Because this practical context does not bear out ICE’s stated reasons for deportation, looking closely at the language that ICE uses to describe its activities is a reasonable alternative to interpreting ICE purposes. ICE purports to use deportation to shrink the number of noncitizen “absconders.” It would be odd if this statement simply meant that ICE seeks to reduce the number of noncitizens without authorization who evade and hide from the government to avoid penalties, as the term absconders would suggest. There are simply easier, cheaper ways to reduce the number of these noncitizens who evade and hide from the government. The Center for American Progress estimates that it costs ICE $2071 per person to investigate and identity a noncitizen within the country whereas it costs an additional $7999 to deport that person. In comparison, simply allowing unauthorized noncitizens to register as present in the United States would ensure they were no longer absconders and would logically cost much less than deporting individuals. Since USCIS currently funds itself almost entirely through fees it charges noncitizens for virtually every immigration-related filing or petition they make, the government could potentially even make money off of registering unauthorized noncitizens.
So how should we understand what ICE is telling us? The terms with which ICE explains its mission make its purposes clear. ICE’s statement—which word-for-word says it uses deportation to “reduce the number of [noncitizen] absconders in the U.S.”—means what it says. ICE seeks to reduce the number of noncitizens without authorization simply for being noncitizens without authorization. In other words, ICE sees removing unauthorized people—no matter who they are—as a good in and of itself. Or put yet another way, ICE ensures that deportation is the consequence of simply breaking immigration law for unauthorized people.

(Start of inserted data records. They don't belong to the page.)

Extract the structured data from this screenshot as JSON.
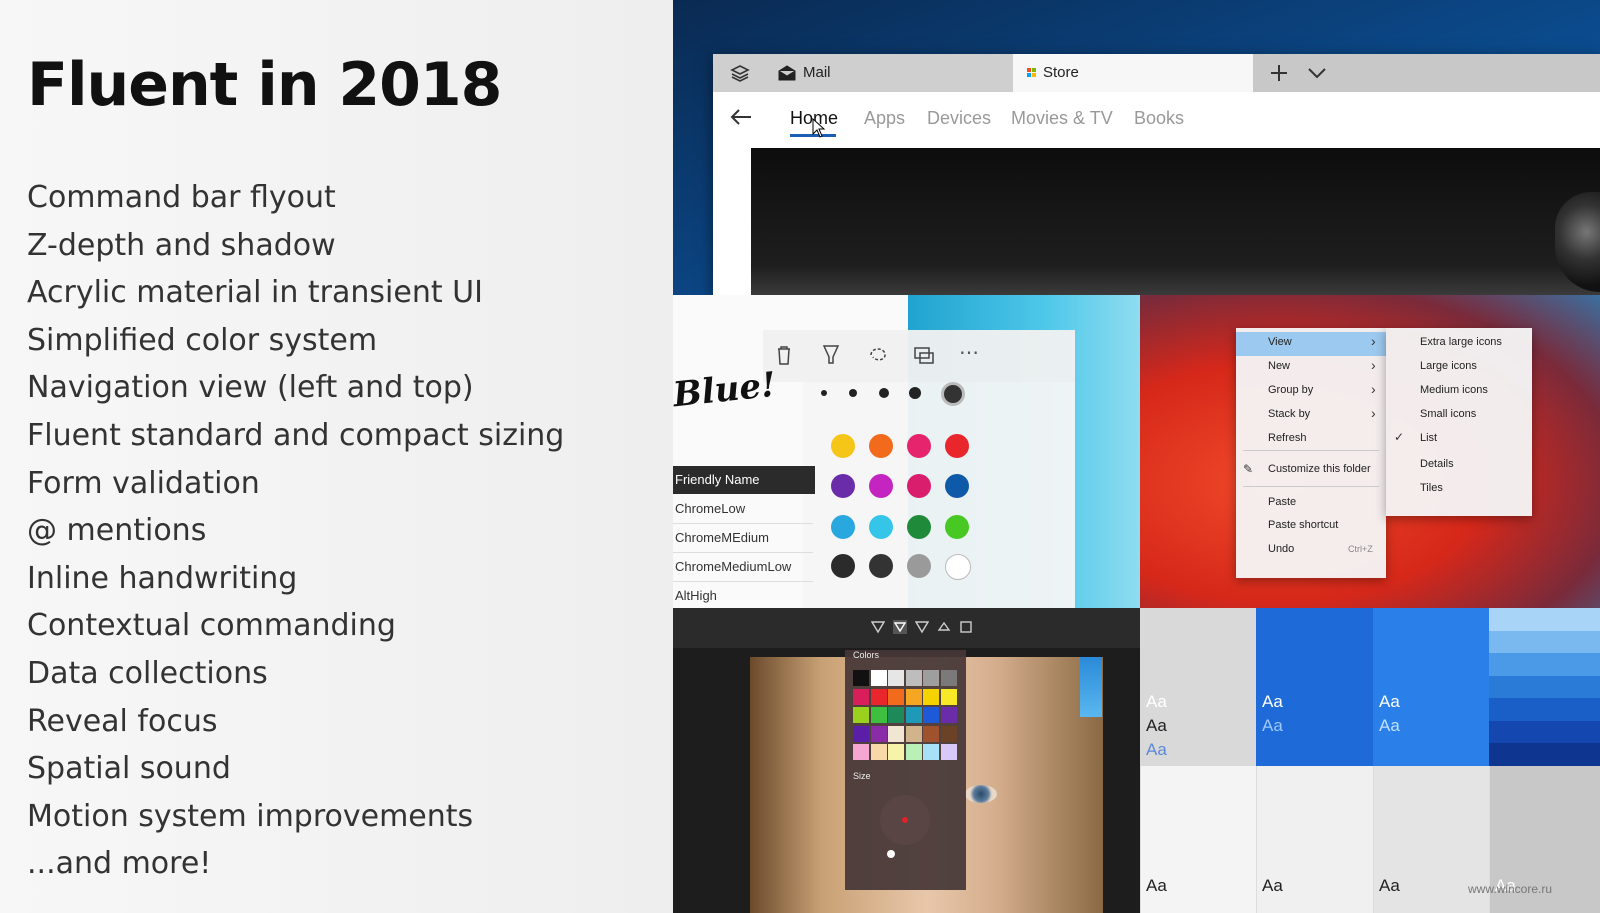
{
  "slide": {
    "title": "Fluent in 2018",
    "features": [
      "Command bar flyout",
      "Z-depth and shadow",
      "Acrylic material in transient UI",
      "Simplified color system",
      "Navigation view (left and top)",
      "Fluent standard and compact sizing",
      "Form validation",
      "@ mentions",
      "Inline handwriting",
      "Contextual commanding",
      "Data collections",
      "Reveal focus",
      "Spatial sound",
      "Motion system improvements",
      "...and more!"
    ]
  },
  "store": {
    "tabs": [
      "Mail",
      "Store"
    ],
    "nav": [
      "Home",
      "Apps",
      "Devices",
      "Movies & TV",
      "Books"
    ],
    "active_nav": "Home"
  },
  "ink": {
    "handwriting": "Blue!",
    "list_header": "Friendly Name",
    "list_items": [
      "ChromeLow",
      "ChromeMEdium",
      "ChromeMediumLow",
      "AltHigh"
    ],
    "colors": [
      "#f5c518",
      "#f26b1d",
      "#e6246e",
      "#e8262b",
      "#6a2ca8",
      "#c425c0",
      "#d81e6c",
      "#0f5aa8",
      "#29a8e0",
      "#34c5e8",
      "#1e8a3a",
      "#47c823",
      "#2b2b2b",
      "#333333",
      "#9a9a9a",
      "#ffffff"
    ]
  },
  "context_menu": {
    "items": [
      {
        "label": "View",
        "chevron": "›"
      },
      {
        "label": "New",
        "chevron": "›"
      },
      {
        "label": "Group by",
        "chevron": "›"
      },
      {
        "label": "Stack by",
        "chevron": "›"
      },
      {
        "label": "Refresh",
        "chevron": ""
      },
      {
        "label": "Customize this folder",
        "chevron": ""
      },
      {
        "label": "Paste",
        "chevron": ""
      },
      {
        "label": "Paste shortcut",
        "chevron": ""
      },
      {
        "label": "Undo",
        "chevron": "",
        "shortcut": "Ctrl+Z"
      }
    ],
    "submenu": [
      "Extra large icons",
      "Large icons",
      "Medium icons",
      "Small icons",
      "List",
      "Details",
      "Tiles"
    ]
  },
  "photo_editor": {
    "flyout_title": "Colors",
    "size_label": "Size",
    "palette": [
      "#111111",
      "#ffffff",
      "#e6e6e6",
      "#bdbdbd",
      "#9e9e9e",
      "#7a7a7a",
      "#d81e5b",
      "#e8262b",
      "#f26b1d",
      "#f5a623",
      "#f5d300",
      "#f7e926",
      "#9ad11e",
      "#3fbf3f",
      "#1e8a5a",
      "#1e9ab8",
      "#1e5ad8",
      "#6a2ca8",
      "#5a1ea8",
      "#8a2ca8",
      "#f0e6d2",
      "#d2b48c",
      "#a0522d",
      "#6b4226",
      "#f4a7d0",
      "#f7d8a8",
      "#f7f3a8",
      "#b8f0b8",
      "#a8e0f7",
      "#d8c8f7"
    ]
  },
  "swatches": {
    "sample_text": "Aa"
  },
  "watermark": "www.wincore.ru"
}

Just as federal immigration officers typically enforce civil law, immigration violations are technically civil infractions. Although immigration-related criminal offenses exist, unauthorized presence is a civil rather than criminal violation and deportation proceedings are civil proceedings. However, as the Supreme Court acknowledged in Padilla v. Kentucky, deportation does not resemble a civil penalty. The results of deportation can be far worse than those of incarceration for a crime, let alone a civil monetary penalty. In the words of Justice Murphy, “[t]he impact of deportation upon the life of a [noncitizen] is often as great if not greater than the imposition of a criminal sentence. A deported [noncitizen] may lose his family, his friends and his livelihood forever. Return to his native land may result in poverty, persecution and even death.” Deportation—the consequence the INA lays out for unlawful presence, among other things—is unnecessarily punitive; the consequence of violating this civil law goes far beyond the consequences of civil law in general.

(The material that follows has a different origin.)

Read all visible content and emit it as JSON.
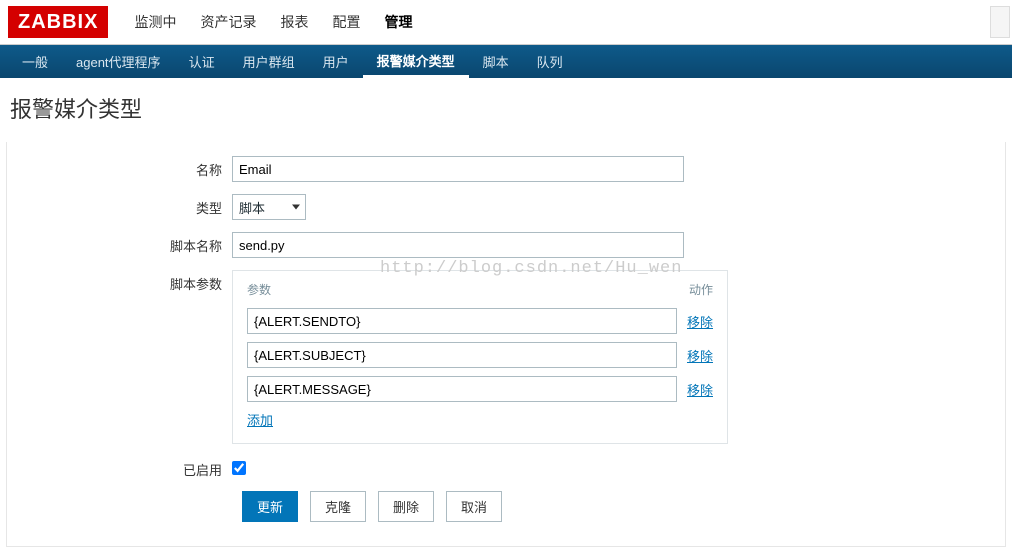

Acknowledging that deportation is a consequence that goes far beyond civil consequences ultimately demonstrates that ICE’s purpose in deportation is to punish unauthorized people just for being unauthorized. As discussed above, ICE penalizes unauthorized noncitizens solely for being unauthorized noncitizens. ICE penalizes these unauthorized noncitizens—again, solely for being unauthorized noncitizens—by subjecting them to penalties far harsher than they would face for a similar, non-authorization-related violation. Since to punish someone is to treat someone in an unfairly harsh way, and the treatment that unauthorized noncitizens face is disproportionate to penalties for other non-authorization-related violations, ICE uses deportation to punish unauthorized noncitizens for being unauthorized noncitizens.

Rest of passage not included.